IEEE Spectrum’s Top Biomedical Stories of 2025

IEEE Spectrum’s most popular biomedical stories of the last year centered both on incorporating new technologies and revamping old ones. While AI is all the rage in most sectors—including biomed, with applications like an in-brain warning system for worsening mental health and a model to estimate heart rate in real time—biomedical news this past year has also focused on legacy technologies. Tech like Wi-Fi, ultrasound, and lasers have all made comebacks or found new uses in 2025.

Whether innovation stems from new tech or old, IEEE Spectrum will continue to cover it rigorously in 2026.

Georgia Institute of Technology, Icahn School of Medicine at Mt. Sinai and TeraPixel

When Patricio Riva Posse, a psychiatrist at Emory University School of Medicine, realized that his patient’s brain implants were sending him signals about her worsening depression before she even recognized anything was wrong, he wished he could have taken action sooner.

That experience led him and colleagues to develop “an automatic alarm system” for signs of changing mental health. The tool monitors brain signals in real time, using implants to record electrical impulses, and AI to analyze the outputs and flag warning signs of relapse. Other research groups across the United States are experimenting with different ways to use these stimulating brain implants to help treat depression, both with and without the help of AI. “There are so many levers we can press here,” neurosurgeon Nir Lipsman says in the article.

Dmitry Kireev/University of Massachusetts Amherst

In Dmitry Kireev’s lab at the University of Massachusetts Amherst, researchers are developing imperceptibly thin graphene tattoos capable of monitoring your vital signs and more. “Electronic tattoos could help people track complex medical conditions, including cardiovascular, metabolic, immune system, and neurodegenerative diseases. Almost half of U.S. adults may be in the early stages of one or more of these disorders right now, although they don’t yet know it,” he wrote in an article for IEEE Spectrum.

How does it work? Graphene is conductive, strong, and flexible, able to measure features like heart rate and the presence of certain compounds in sweat. For now, the tattoos need to be plugged into a regular electronic circuit, but Kireev hopes that they will soon be integrated into smartwatches, and thus simpler to wear.

Erika Cardema/UC Santa Cruz

Wi-Fi can do more than just get you connected to the internet—it can help monitor your heart inexpensively and without requiring constant physical contact. The new approach, called Pulse-Fi, uses an AI model to analyze heartbeats to estimate heart rate in real time from up to 10 feet away.

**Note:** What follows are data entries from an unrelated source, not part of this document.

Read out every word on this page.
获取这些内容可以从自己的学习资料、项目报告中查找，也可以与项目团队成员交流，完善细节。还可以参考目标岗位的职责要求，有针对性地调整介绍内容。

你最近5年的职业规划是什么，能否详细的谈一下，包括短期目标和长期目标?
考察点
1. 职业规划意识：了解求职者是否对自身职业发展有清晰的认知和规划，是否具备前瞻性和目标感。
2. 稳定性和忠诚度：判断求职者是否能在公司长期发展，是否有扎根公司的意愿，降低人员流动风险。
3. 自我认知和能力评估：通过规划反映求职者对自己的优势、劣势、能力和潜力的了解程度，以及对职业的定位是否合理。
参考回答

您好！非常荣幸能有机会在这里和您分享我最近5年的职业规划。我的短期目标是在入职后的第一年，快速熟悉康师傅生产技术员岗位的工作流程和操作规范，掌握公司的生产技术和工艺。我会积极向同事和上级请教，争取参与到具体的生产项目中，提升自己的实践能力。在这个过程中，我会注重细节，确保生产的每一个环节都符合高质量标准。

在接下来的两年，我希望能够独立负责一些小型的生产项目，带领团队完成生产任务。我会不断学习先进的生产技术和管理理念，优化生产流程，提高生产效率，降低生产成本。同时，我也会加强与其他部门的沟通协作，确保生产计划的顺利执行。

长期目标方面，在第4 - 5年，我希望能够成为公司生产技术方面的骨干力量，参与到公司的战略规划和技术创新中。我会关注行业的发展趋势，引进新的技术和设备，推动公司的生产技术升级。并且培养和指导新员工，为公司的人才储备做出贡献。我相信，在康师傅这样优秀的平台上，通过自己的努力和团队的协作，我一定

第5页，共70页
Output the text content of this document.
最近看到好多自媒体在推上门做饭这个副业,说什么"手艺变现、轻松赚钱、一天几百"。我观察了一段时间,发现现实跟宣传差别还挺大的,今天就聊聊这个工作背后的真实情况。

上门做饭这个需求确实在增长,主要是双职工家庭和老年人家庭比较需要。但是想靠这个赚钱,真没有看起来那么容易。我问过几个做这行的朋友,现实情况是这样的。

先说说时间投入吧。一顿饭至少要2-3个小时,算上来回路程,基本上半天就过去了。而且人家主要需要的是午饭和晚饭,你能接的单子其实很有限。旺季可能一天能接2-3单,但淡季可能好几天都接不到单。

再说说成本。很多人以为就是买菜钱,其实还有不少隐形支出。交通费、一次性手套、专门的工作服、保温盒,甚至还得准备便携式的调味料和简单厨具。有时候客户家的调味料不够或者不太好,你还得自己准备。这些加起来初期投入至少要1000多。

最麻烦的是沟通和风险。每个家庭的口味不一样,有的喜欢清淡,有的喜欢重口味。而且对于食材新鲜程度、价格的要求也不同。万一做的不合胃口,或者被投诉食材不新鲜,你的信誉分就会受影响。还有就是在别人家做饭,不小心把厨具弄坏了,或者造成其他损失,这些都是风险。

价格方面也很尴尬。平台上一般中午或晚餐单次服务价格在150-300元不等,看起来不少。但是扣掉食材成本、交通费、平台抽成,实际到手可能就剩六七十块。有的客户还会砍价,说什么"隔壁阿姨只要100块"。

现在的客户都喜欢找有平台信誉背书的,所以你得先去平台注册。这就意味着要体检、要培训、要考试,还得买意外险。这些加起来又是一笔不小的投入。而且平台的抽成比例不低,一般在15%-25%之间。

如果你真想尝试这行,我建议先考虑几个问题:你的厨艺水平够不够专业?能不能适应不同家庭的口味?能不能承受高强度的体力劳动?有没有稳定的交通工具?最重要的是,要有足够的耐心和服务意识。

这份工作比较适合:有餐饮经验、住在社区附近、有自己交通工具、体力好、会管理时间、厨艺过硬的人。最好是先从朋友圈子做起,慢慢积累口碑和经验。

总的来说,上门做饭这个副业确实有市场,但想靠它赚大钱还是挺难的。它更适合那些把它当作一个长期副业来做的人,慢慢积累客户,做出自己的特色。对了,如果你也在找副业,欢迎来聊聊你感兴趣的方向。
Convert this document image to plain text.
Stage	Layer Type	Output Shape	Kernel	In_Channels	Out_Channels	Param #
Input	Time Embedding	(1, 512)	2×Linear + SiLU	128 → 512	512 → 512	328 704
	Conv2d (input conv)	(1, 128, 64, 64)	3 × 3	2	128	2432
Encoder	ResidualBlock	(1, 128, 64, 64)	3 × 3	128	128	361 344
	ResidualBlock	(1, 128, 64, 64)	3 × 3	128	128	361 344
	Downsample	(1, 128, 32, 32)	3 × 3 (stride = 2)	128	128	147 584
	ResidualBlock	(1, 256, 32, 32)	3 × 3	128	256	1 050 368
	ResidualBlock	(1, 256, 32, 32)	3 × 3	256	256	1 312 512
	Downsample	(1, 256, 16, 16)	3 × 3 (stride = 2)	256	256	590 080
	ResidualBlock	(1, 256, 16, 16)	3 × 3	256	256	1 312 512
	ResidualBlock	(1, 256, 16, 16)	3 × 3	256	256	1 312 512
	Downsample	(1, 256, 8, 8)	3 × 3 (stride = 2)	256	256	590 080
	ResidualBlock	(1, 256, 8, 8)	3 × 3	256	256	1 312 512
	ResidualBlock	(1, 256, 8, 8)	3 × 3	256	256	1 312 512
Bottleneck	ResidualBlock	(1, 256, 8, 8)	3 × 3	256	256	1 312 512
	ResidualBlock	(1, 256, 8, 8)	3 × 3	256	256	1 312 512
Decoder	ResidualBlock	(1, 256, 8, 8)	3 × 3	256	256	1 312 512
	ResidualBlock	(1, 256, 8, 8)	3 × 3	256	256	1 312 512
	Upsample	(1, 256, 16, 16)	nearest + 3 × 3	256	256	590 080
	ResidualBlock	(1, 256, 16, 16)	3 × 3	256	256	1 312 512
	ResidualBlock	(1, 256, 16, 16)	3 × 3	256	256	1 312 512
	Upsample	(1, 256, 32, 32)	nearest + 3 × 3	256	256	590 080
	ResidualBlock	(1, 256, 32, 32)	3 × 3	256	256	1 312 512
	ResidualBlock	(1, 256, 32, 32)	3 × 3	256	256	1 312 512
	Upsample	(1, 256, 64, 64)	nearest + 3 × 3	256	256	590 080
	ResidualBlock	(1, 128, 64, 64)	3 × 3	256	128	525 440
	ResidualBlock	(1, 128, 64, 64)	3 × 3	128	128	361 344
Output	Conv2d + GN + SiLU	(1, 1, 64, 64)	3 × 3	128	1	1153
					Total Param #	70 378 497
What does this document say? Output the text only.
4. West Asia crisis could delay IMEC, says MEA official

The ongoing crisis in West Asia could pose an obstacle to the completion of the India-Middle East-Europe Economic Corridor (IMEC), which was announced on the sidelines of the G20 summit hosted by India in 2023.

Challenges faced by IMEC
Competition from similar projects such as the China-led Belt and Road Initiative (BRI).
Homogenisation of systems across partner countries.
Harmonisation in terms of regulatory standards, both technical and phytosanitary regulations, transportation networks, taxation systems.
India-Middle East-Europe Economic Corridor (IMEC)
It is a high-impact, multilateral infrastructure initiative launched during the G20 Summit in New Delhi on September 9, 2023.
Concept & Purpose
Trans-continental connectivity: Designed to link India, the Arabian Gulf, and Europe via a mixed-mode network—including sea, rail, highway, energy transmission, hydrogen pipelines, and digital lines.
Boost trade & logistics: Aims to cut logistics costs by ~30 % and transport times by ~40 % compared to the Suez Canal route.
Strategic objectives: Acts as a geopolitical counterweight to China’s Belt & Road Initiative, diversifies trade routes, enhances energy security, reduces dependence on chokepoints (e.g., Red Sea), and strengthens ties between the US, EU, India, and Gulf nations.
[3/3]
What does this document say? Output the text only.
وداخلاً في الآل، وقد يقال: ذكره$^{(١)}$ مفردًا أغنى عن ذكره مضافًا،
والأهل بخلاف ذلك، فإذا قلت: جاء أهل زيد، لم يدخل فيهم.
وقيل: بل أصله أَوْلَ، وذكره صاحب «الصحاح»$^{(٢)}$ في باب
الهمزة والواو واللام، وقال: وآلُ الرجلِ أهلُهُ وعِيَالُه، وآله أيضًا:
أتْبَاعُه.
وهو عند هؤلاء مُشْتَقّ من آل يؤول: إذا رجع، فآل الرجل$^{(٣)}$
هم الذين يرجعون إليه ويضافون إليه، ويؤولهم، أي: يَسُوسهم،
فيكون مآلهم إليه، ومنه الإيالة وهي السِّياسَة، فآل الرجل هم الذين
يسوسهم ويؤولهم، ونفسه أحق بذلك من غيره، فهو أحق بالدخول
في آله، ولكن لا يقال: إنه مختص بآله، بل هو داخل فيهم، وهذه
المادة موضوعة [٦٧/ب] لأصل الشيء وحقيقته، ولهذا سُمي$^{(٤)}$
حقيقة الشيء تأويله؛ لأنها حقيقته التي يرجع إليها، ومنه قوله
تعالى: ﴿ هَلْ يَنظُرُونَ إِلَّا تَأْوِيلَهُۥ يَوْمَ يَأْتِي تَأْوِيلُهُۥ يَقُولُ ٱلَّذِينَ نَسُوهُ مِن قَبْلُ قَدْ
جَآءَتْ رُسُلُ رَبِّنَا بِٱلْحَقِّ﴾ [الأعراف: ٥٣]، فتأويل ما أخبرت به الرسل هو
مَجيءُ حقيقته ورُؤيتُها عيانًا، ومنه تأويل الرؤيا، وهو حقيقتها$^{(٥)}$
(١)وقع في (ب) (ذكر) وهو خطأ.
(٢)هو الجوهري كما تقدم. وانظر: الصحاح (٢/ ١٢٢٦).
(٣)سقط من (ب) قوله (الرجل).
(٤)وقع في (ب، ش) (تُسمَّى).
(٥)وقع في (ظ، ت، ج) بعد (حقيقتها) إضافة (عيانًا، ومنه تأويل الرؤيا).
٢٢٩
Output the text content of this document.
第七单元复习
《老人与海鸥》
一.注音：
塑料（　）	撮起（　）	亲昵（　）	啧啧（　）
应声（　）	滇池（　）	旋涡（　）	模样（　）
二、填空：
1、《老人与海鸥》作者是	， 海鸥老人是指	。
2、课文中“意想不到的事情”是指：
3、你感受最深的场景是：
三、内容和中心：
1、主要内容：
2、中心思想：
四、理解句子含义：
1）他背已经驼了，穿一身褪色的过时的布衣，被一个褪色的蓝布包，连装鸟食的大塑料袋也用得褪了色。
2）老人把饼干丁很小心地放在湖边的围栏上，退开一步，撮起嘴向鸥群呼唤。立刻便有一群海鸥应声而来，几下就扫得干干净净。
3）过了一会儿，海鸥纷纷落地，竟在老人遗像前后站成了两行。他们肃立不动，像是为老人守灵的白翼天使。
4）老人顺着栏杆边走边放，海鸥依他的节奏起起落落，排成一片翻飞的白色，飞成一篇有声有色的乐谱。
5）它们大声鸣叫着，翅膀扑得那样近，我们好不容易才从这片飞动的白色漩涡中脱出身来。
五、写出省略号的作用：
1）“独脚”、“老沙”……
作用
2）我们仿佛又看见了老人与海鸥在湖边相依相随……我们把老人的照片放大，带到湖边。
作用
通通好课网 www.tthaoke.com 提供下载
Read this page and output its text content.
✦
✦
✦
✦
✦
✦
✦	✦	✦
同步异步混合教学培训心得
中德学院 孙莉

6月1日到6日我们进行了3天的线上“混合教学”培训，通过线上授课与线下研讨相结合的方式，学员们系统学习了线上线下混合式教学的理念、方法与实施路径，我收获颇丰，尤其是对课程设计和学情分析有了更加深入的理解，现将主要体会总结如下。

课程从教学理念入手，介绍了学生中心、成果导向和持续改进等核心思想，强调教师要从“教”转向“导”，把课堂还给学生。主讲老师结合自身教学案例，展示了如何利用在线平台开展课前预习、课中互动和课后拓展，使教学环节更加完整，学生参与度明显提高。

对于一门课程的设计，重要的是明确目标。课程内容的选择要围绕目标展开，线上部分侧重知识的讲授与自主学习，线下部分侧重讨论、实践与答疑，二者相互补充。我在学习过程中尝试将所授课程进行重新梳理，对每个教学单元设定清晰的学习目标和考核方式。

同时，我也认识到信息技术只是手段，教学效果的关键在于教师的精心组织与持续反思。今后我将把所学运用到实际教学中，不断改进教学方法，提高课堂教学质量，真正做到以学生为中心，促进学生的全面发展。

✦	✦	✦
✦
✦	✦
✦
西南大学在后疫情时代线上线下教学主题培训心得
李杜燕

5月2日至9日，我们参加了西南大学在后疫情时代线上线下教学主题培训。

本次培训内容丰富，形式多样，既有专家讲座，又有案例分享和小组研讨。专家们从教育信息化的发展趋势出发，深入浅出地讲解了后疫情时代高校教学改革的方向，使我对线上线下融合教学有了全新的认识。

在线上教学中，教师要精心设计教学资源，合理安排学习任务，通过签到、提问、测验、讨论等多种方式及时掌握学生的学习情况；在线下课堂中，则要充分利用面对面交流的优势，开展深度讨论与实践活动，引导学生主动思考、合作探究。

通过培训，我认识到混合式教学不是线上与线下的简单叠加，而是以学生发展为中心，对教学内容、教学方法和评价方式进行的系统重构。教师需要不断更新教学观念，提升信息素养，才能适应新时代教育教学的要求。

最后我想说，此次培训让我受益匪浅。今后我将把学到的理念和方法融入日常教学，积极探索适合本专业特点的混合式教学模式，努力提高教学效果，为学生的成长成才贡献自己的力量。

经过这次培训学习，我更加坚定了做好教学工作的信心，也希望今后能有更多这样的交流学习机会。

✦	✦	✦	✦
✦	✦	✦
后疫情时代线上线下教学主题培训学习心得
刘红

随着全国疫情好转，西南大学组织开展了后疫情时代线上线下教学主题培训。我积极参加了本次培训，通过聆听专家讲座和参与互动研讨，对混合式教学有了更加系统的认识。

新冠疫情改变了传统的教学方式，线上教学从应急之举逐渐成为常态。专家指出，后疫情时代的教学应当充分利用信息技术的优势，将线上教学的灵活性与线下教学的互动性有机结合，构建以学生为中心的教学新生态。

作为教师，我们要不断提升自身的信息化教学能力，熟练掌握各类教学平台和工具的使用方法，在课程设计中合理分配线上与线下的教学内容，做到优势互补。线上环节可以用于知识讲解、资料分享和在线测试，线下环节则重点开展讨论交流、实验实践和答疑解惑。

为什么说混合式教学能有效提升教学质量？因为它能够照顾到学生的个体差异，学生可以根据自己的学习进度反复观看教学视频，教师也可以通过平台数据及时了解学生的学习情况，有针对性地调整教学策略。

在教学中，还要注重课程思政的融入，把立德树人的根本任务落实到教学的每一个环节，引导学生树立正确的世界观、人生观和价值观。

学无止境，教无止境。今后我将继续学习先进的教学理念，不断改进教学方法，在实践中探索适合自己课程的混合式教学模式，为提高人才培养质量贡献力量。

The system is low cost, totaling around US $40, easy to deploy, and doesn’t introduce discomfort. It also works regardless of the user’s posture and in all kinds of environments. Katia Obraczka, a computer scientist at the University of California, Santa Cruz who led the development of Pulse-Fi, says the team plans to commercialize the technology.

Shonagh Rae

Sangeeta S. Chavan and Stavros Zanos, biomedical researchers at the Institute of Bioelectronic Medicine in New York, hypothesize that ultrasound waves may activate neurons, offering “a precise and safe way to provide healing treatments for a wide range of both acute and chronic maladies,” as they write in an article for Spectrum. Targeted ultrasound could then serve as a treatment for inflammation or diabetes, instead of medication with wide-ranging side effects, they say.

It works by vibrating a neuron’s membrane and “opening channels that allow ions to flow into the cell, thus indirectly changing the cell’s voltage and causing it to fire,” they write. The authors think that activating specific neurons can help address the root causes of specific illnesses.

Extreme Light group/University of Glasgow

If a doctor wants to see inside your head, they have to decide whether they want to do so cheaply or deeply—an electroencephalograph is inexpensive, but doesn’t penetrate past the outer layers of the brain, while functional magnetic resonance imaging (fMRI) is expensive, but can see all the way in. Shining a laser through a person’s head seems like the first step towards technology that accomplishes both.

For many years, this kind of work has seemed impossible because the human head is so good at blocking light, but researchers have now proven that lasers can send photons all the way through. “What was thought impossible, we’ve shown to be possible. And hopefully…that could inspire the next generation of these devices,” project lead Jack Radford says in the article.

Jiawei Ge

In the not-to-distant future, surgical patients may hear “The robot will see you now,” as the authors of this story suggest. The three researchers work at the Johns Hopkins University robotics lab responsible for developing Smart Tissue Autonomous Robot (STAR), which performed the first autonomous soft-tissue surgery in a live animal in 2016.

While there are certainly challenges remaining in the quest to bring autonomous robots into the operating room—like developing general purpose robotic controllers and collecting data within strict privacy regulations—the end goal is on the horizon. “A scenario in which patients are routinely greeted by a surgeon and an autonomous robotic assistant is no longer a distant possibility,” the authors write.